The following is my solution to the Programming Praxis' Beautiful Code problem in Common Lisp. (The final code is also in pastebin.com.)
I started from a solution in which I ported the code from C to Common Lisp as directly as possible. For instance, the code for the matchhere
function was this mess:
;;; matchhere: search for re at beginning of text (defun matchhere (re text) (if (= 0 (length re)) 1 (if (and (< 1 (length re)) (char= #\* (elt re 1))) (matchstar (elt re 0) (subseq re 2) text) (if (and (char= #\$ (elt re 0)) (= 1 (length re))) (= 0 (length text)) (when (and (< 0 (length text)) (or (char= #\. (elt re 0)) (char= (elt re 0) (elt text 0)))) (matchhere (subseq re 1) (subseq text 1)))))))

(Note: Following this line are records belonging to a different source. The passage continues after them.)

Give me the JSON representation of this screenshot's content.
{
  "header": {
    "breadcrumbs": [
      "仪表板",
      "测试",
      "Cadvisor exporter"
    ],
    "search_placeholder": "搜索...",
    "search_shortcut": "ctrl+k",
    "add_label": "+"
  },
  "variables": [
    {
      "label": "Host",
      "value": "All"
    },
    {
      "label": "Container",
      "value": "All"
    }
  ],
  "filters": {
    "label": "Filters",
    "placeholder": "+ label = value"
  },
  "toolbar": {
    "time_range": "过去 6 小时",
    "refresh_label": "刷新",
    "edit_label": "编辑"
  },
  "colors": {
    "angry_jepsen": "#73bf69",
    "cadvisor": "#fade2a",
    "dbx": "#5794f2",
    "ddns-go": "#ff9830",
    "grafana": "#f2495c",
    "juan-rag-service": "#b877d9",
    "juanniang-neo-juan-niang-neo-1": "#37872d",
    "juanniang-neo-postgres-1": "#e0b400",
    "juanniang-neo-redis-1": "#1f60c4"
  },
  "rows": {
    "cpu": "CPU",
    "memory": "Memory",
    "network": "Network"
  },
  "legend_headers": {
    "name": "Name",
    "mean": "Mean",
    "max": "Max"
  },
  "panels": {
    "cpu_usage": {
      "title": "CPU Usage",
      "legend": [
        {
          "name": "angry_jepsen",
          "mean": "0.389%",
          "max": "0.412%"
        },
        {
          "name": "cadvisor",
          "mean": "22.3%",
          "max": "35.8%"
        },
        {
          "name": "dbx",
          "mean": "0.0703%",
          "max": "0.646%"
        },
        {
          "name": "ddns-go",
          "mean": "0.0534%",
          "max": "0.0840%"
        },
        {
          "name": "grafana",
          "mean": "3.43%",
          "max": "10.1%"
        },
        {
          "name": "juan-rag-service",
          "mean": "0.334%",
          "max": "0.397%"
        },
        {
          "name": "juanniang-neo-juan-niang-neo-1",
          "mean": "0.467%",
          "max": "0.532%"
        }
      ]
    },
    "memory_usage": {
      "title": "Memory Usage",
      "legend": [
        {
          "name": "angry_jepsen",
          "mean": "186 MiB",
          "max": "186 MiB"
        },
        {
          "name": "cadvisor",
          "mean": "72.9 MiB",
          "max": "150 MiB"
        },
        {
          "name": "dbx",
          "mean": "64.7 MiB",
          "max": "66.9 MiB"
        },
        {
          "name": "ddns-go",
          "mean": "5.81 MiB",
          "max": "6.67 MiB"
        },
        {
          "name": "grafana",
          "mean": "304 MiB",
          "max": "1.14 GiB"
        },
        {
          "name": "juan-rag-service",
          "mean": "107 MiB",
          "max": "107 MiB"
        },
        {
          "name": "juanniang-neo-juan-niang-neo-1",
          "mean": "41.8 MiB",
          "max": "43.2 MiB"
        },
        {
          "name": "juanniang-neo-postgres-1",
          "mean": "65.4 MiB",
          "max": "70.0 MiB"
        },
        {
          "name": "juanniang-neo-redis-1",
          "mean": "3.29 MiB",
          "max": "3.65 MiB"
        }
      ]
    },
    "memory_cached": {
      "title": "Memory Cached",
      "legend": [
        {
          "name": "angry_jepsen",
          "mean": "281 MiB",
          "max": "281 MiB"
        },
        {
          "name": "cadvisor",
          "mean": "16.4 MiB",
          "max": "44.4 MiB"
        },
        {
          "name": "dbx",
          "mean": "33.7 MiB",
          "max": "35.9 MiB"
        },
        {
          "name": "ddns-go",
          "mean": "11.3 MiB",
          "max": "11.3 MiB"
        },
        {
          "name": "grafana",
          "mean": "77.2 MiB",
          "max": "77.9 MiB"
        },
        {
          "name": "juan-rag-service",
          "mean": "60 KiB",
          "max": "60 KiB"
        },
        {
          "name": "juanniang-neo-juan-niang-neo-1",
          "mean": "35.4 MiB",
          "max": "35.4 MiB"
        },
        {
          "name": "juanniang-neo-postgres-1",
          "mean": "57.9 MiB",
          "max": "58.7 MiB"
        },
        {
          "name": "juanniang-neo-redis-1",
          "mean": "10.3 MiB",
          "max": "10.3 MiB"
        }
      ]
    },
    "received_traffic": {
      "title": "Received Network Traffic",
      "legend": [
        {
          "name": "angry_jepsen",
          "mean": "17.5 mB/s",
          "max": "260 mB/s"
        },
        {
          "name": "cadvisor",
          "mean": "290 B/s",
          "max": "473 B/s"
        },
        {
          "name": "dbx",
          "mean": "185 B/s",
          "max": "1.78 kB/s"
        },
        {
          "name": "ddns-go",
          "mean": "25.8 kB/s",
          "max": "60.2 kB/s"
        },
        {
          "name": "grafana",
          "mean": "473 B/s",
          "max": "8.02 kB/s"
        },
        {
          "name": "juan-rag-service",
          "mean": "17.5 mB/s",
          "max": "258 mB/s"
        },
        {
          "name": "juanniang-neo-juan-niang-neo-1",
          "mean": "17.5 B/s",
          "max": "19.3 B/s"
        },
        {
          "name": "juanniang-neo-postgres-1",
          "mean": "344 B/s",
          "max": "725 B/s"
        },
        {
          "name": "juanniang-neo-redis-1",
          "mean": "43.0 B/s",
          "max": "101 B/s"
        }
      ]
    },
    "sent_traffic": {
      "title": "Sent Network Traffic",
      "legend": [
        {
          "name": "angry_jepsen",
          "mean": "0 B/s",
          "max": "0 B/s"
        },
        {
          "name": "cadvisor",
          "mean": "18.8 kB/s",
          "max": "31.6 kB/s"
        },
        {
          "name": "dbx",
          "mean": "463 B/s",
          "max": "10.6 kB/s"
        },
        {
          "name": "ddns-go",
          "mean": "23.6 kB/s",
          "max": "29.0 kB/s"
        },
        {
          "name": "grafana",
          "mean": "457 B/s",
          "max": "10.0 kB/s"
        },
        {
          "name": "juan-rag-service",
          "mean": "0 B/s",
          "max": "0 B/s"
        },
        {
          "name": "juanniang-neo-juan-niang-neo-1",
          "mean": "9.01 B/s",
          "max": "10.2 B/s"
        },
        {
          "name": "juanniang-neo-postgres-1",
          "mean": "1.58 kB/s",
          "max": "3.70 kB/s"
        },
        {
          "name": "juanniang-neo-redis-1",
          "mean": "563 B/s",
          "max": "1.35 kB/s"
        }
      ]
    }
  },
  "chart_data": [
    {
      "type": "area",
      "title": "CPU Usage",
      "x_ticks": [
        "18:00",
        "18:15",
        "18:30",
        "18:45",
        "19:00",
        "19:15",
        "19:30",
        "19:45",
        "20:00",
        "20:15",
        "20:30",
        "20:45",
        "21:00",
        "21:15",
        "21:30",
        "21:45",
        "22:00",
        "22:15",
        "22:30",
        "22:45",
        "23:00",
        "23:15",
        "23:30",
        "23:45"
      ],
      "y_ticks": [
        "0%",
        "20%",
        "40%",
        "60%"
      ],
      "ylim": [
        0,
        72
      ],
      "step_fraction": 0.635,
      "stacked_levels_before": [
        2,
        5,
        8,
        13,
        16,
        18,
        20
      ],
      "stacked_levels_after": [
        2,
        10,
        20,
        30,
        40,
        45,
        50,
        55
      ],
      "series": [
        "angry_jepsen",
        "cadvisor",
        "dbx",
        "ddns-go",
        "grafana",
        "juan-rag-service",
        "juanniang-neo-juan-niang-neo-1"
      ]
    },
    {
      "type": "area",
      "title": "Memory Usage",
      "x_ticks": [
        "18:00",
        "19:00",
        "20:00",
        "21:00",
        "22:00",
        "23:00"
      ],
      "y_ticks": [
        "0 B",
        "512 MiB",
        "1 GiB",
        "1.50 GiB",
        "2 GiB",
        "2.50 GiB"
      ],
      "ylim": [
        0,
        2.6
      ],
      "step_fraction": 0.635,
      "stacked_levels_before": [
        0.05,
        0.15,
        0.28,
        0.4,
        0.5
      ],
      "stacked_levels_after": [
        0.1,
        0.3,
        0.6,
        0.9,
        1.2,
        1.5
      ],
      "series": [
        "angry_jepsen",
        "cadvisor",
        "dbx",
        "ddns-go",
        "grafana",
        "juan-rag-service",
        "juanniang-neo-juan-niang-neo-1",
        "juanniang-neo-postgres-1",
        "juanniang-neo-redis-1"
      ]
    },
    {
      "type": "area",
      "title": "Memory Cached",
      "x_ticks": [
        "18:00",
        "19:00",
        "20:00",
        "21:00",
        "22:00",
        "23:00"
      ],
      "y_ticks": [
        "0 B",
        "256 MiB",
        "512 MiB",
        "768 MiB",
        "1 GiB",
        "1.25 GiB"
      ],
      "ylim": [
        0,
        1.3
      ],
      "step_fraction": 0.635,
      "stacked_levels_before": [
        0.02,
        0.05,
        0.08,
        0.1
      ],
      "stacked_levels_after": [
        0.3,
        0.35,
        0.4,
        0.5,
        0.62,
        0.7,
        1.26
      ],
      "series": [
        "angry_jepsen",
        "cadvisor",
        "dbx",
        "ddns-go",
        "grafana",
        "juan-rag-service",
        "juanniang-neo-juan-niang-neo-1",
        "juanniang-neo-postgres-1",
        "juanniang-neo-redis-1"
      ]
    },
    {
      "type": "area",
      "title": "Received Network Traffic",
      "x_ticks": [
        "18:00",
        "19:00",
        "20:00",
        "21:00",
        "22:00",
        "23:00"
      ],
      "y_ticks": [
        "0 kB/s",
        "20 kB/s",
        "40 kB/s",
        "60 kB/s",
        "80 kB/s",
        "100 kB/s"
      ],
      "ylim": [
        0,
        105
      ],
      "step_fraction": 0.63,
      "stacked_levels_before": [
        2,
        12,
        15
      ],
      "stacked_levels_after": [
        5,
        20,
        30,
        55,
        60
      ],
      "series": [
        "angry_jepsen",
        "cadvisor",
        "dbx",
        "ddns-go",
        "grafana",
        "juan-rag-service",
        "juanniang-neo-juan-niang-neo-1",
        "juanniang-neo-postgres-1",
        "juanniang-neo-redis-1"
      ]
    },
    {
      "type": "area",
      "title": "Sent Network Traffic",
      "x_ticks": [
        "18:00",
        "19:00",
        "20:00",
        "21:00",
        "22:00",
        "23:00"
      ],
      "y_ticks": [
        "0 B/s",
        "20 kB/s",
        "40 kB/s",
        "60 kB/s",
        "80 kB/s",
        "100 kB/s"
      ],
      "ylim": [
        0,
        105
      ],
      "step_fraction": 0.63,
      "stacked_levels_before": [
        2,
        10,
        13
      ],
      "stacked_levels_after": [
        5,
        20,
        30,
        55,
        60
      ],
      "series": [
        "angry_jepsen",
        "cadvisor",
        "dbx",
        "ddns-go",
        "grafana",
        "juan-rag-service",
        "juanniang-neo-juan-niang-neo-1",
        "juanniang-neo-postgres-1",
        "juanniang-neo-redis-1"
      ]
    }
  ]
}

Then I changed the above to use cond
and abstracted (= 0 (length seq))
to empty
, which resulted in this:
(defun matchhere (re text) "search for re at beginning of text" (cond ((empty re)) ((and (< 1 (length re)) (char= #\* (elt re 1))) (matchstar (elt re 0) (subseq re 2) text)) ((and (char= #\$ (elt re 0)) (= 1 (length re))) (empty text)) ((and (not (empty text)) (or (char= #\. (elt re 0)) (char= (elt re 0) (elt text 0)))) (matchhere (subseq re 1) (subseq text 1)))))
Finally, I turned the loop
based match
and matchstar
into tail call form. For illustration, this is what matchstar
initially was:
;;; matchstar: search for c*re at beginning of text (defun matchstar (c re text) (loop when (matchhere re text) do (return 1) while (and (not (equal 0 (length text))) (or (char= c (elt text 0)) (char= #\. c))) when (not (= 0 (length text))) do (setf text (subseq text 1))))
And this is how it is after the refactoring:
(defun matchstar (c re text) "search for c*re at beginning of text" (cond ((matchhere re text)) ((and (not (empty text)) (or (char= c (elt text 0)) (char= #\. c))) (matchstar c re (subseq text 1)))))
All done, I'm pretty happy with the result I have now. It is very similar to the Scheme solution by the Programming Praxis author and it certainly is very Lispy.